What can you conclude from these results? The next time you are asked to do power calculations, how will these results shape your thinking?

(Note: if you want to try and get a better sense of exactly why you are getting the results you’re getting, compare the standard deviation of expenditures in el3 to the standard deviation in baseline expenditures).

Footnotes#

  1. The poorest households were identified in two steps. First, residents across 120 village hamlets ranked households into five wealth quintiles. Among households ranked in the bottom quintile, Bandhan then verified eligibility per seven criteria: (i) presence of an able-bodied female member (to manage the asset), (ii) no credit access, (iii) landholding below 0.2 acres, (iv) no ownership of productive assets, (v) no able-bodied male member, (vi) presence of school-aged children who were working instead of attending school, and (vii) primary source of income being informal labor or begging. Households had to meet the first two criteria and at least three of the remaining five in order to be eligible for the TUP intervention.

  2. The ethics of randomization in these types of programs is subject of a rich literature, and there are currently an extensive set of guidelines used by researchers developing these types of programs.

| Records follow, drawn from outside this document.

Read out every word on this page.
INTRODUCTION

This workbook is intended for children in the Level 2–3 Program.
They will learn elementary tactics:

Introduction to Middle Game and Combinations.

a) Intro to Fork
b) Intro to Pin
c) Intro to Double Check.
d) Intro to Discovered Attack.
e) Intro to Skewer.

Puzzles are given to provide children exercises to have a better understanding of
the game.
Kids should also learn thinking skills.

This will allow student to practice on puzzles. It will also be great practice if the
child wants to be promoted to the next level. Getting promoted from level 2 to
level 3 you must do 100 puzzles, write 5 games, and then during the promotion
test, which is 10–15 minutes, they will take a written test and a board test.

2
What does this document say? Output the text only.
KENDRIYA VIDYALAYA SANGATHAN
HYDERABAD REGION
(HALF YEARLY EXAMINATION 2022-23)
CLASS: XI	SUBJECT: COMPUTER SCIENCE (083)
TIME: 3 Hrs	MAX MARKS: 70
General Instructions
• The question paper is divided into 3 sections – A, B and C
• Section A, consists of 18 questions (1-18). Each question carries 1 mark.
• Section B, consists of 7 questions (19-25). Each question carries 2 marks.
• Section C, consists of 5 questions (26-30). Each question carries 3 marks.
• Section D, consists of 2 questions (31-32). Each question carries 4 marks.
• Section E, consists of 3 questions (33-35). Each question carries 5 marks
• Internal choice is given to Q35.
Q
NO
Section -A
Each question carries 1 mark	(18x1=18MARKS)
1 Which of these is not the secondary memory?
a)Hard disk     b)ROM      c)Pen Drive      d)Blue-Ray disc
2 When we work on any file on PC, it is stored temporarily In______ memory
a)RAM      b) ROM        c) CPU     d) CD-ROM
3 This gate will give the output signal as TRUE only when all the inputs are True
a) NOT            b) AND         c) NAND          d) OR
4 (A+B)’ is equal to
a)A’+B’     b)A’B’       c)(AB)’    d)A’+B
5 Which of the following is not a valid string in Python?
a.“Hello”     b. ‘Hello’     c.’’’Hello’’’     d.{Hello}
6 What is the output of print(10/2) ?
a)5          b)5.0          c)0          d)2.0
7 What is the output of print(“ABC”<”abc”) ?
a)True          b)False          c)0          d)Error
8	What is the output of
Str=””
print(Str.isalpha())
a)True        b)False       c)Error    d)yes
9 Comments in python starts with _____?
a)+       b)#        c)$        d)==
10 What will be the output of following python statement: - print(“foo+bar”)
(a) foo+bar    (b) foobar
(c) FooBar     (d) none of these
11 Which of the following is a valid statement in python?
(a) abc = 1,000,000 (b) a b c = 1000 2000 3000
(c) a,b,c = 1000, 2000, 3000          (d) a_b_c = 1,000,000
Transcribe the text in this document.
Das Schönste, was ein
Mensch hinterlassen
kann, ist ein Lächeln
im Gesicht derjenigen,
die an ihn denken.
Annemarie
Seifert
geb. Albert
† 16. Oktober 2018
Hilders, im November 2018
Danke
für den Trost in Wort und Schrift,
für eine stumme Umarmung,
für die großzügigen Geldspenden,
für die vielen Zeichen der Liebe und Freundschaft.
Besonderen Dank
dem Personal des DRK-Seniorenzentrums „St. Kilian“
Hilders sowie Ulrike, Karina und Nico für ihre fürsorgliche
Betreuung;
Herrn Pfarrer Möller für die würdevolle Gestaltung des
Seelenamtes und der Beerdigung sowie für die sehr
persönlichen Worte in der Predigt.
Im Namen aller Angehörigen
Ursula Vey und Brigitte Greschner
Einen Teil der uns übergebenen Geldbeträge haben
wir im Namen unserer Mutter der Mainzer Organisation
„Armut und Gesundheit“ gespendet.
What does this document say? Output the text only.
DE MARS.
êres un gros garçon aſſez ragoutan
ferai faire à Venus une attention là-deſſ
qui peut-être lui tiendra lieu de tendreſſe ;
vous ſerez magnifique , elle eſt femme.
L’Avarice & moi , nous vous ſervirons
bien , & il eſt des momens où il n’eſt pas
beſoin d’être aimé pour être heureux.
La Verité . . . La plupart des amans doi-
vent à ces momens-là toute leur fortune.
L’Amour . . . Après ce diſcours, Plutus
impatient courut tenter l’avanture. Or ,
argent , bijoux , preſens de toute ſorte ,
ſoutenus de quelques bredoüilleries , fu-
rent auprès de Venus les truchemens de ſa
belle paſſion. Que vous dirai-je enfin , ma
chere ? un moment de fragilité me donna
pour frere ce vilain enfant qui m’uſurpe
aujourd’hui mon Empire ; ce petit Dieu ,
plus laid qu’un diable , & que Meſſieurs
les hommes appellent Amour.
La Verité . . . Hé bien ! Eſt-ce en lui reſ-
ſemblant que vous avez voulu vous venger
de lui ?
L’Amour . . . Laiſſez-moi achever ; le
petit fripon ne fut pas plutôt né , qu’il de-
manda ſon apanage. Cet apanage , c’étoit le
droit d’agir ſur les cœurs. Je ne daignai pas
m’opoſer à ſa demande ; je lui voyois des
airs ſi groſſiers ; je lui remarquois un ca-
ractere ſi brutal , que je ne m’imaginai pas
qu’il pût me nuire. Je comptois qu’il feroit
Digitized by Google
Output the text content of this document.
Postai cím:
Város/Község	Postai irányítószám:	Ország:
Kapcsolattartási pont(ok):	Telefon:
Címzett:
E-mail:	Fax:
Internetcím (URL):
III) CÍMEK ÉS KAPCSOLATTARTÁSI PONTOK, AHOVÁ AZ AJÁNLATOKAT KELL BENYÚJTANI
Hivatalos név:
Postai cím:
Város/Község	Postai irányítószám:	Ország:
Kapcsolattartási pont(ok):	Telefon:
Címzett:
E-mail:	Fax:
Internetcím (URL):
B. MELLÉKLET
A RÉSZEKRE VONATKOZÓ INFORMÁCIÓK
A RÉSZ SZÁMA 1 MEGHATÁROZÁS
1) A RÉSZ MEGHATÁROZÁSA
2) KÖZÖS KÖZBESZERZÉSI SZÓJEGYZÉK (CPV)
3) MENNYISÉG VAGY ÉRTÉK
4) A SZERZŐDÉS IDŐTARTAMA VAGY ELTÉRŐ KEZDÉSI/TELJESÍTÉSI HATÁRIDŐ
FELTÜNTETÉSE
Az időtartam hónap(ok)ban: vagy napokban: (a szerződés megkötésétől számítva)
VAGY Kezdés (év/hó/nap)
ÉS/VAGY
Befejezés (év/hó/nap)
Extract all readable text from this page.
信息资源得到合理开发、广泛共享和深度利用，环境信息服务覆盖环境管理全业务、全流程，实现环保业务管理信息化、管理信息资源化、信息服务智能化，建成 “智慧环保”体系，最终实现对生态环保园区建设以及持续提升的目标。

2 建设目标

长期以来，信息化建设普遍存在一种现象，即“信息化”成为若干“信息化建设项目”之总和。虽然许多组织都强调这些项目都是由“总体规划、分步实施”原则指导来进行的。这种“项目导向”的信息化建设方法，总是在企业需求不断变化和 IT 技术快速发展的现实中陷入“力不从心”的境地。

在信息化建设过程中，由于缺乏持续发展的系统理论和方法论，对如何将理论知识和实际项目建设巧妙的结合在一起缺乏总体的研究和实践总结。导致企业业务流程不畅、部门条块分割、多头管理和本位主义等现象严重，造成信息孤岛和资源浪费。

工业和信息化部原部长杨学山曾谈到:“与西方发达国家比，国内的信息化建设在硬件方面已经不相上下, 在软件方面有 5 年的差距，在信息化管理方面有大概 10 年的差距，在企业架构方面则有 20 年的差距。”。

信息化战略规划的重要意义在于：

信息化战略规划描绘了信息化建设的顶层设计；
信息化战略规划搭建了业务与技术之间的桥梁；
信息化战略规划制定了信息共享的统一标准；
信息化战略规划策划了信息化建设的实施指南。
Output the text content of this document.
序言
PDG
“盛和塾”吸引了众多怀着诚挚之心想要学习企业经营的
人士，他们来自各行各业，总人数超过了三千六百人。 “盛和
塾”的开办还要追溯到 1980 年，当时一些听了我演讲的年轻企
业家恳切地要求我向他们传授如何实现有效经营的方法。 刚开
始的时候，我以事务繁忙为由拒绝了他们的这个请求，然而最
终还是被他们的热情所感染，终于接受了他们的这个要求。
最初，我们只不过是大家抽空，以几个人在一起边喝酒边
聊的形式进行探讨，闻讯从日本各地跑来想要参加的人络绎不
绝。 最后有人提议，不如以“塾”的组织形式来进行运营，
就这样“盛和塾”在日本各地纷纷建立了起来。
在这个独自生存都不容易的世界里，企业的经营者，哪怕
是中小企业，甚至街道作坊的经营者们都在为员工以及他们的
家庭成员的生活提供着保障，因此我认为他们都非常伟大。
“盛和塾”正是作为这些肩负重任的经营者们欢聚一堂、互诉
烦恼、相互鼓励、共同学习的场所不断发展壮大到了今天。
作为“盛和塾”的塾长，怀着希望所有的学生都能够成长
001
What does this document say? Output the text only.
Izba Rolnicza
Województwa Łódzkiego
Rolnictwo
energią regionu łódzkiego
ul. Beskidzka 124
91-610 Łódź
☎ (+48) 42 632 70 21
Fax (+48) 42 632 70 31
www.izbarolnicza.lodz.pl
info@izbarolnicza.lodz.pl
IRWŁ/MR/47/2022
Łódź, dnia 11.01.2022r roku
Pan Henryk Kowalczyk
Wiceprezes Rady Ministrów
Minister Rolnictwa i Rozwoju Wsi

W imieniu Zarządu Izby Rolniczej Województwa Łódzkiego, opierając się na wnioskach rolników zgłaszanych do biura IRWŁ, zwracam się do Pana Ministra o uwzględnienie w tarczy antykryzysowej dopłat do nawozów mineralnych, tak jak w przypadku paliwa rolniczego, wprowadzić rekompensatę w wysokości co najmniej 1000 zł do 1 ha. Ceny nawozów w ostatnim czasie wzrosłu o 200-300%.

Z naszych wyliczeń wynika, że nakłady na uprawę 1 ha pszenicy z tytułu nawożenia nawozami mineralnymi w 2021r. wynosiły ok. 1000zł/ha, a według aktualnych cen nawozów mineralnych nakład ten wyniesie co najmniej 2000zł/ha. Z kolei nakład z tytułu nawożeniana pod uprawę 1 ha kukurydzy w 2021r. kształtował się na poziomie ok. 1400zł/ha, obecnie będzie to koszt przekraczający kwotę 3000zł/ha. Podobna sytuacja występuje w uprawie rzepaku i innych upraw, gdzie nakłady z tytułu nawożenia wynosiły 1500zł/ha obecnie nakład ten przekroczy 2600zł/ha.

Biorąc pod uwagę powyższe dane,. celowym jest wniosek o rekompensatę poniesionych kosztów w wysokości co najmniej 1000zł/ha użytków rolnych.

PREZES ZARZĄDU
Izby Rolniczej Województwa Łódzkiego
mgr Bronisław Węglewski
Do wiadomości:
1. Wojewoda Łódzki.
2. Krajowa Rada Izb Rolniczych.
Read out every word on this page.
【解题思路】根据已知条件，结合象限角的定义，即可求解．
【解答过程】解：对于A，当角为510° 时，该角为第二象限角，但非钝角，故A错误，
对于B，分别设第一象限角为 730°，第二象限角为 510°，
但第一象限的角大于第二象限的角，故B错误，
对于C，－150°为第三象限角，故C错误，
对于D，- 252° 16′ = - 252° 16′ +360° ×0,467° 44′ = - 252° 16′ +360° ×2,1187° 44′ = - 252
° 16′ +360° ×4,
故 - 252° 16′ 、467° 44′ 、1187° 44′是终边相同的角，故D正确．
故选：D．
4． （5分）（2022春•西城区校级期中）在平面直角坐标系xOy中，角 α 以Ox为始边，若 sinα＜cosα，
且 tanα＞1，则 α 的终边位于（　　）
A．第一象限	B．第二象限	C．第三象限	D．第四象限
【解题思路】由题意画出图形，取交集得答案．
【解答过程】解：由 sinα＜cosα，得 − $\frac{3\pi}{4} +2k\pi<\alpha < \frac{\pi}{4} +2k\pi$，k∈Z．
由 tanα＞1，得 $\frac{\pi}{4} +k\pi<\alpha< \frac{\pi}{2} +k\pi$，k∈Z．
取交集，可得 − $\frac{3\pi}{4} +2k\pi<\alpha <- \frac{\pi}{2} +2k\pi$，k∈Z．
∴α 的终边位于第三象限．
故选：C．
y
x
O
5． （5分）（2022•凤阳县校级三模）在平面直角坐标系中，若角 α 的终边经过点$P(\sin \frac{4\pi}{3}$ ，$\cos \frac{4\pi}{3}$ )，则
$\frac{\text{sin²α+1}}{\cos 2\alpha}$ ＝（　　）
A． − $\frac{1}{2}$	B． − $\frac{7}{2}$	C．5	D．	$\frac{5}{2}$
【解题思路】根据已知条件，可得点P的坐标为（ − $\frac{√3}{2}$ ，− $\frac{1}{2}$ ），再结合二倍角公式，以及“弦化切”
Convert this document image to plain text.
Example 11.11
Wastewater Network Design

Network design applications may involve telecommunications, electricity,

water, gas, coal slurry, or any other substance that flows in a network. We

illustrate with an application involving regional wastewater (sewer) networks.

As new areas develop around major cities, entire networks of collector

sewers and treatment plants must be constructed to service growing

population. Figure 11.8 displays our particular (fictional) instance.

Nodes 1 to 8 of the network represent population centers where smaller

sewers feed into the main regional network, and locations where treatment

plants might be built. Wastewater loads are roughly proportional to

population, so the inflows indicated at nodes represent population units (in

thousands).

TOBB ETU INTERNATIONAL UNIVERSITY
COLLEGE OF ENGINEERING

  3. Of the 514 offered the livestock and cash transfers, only 266 accepted. The treatment estimates that follow are thus estimates of the effect of offering these transfers. Households that accepted the offers might differ systematically from those that do not, so the study simply compares those offered the transfer to those who did not). This is what’s called an estimate of the “intention to treat” effect, and is thus likely an under-estimate of the effect of cash transfers that would be observed if uptake were greater.